The South Asian Monsoon: How Difficult It Has Been to Model
Bollasina, M.A. and Ming, Y. 2013. The general circulation model precipitation bias over the southwestern equatorial Indian Ocean and its implications for simulating the South Asian monsoon. Climate Dynamics 40: 823-838.
In the words of the two researchers, "the oceanic bias, which develops in spring and reduces during the monsoon season, is associated [with] a consistent precipitation and circulation anomalous pattern over the whole Indian region," where "in the vertical, the areas are linked by an anomalous Hadley-type meridional circulation, whose northern branch subsides over northeastern India significantly affecting the monsoon evolution (e.g., delaying its onset)." And they indicate that "the ability of local anomalies over the SWEIO to force a large-scale remote response to the north is further supported by numerical experiments with the GFDL spectral dry dynamical core model."

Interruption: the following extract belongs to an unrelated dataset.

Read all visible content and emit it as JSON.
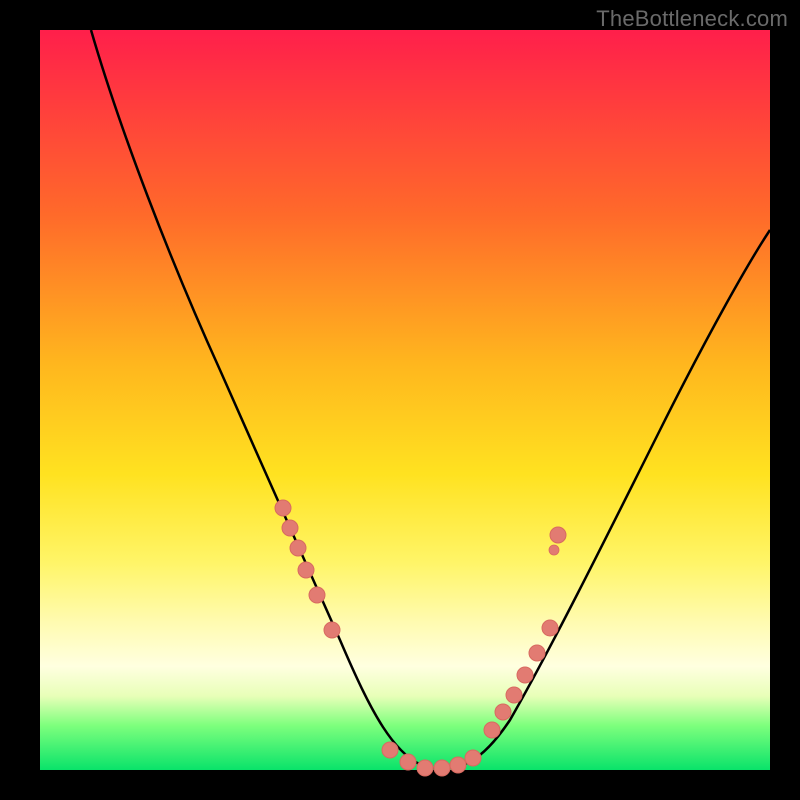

Given such findings, Bollasina and Ming say their study "makes the case that the precipitation bias over the SWEIO is forced by the model excess response to the local meridional sea surface temperature gradient through enhanced near-surface meridional wind convergence," and they thus conclude that "a detailed investigation into the model physics to identify possible parameters which may alleviate the model bias would be the natural extension of this work."